Of course, upon your second sip of coffee you might choke on this graph. Most organizations are acquiring donors well into their 60s or 70s. A donor acquired at age 50 has twice the LTV of one acquired at age 65.
Think about that. Twice. The. Value.
Of course, this is just one organization. Your organization might be different.
What this really means for this organization is that they can spend twice as much to acquire an age 50 donor, realize more net revenue while still maintain acceptable long-term ROI ratios.
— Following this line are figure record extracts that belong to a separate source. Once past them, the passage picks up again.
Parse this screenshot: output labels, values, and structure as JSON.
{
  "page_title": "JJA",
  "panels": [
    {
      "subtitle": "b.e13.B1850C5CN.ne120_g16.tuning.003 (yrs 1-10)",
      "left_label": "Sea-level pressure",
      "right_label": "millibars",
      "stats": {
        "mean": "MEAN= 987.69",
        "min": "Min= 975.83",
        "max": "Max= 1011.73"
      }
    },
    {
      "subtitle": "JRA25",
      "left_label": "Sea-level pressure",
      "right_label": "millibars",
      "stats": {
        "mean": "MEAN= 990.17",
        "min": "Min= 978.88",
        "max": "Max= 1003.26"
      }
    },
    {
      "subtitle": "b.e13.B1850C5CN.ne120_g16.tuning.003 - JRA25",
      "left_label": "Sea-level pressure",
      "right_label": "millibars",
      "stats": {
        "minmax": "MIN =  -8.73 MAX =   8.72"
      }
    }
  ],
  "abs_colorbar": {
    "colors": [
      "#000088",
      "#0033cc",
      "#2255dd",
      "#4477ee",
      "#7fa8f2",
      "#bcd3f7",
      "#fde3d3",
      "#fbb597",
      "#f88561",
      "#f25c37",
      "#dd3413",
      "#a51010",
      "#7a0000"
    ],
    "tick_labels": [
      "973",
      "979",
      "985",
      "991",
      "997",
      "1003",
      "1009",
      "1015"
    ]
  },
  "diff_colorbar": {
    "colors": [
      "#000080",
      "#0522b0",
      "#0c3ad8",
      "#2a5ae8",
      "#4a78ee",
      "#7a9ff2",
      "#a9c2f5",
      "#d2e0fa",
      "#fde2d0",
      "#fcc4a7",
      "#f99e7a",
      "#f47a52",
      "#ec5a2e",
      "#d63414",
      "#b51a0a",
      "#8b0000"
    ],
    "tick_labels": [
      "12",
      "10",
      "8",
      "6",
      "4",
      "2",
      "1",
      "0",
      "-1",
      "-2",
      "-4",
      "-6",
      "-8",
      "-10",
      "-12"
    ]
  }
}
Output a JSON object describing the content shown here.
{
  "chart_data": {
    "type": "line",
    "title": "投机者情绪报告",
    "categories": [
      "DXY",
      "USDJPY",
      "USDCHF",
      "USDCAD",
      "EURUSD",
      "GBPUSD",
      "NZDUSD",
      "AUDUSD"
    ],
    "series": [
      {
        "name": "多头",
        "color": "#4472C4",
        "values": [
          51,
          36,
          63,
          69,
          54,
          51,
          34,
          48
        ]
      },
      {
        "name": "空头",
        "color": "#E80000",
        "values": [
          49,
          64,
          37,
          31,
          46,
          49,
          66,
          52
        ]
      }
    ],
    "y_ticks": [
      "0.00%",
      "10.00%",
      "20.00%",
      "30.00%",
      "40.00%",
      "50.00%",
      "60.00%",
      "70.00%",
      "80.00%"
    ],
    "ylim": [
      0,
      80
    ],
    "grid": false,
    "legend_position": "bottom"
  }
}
If this graph isn’t making you re-think your donor acquisition approach, well, perhaps you need to wake up and smell the coffee.
*** UPDATE ***
This blog generated a lot of feedback. Primarily around the channel acquired. So, I re-ran the analysis to control for channel acquired. The graph below is of those donors only acquired by direct mail and excluded any donor whose first gift was $10,000 or more. Alas, not as beautiful as the one above, but still, the r² on this relationship is 0.50 and a 50-year old DM acquired donor is worth 1.76 times that a 65-year old DM acquired donor.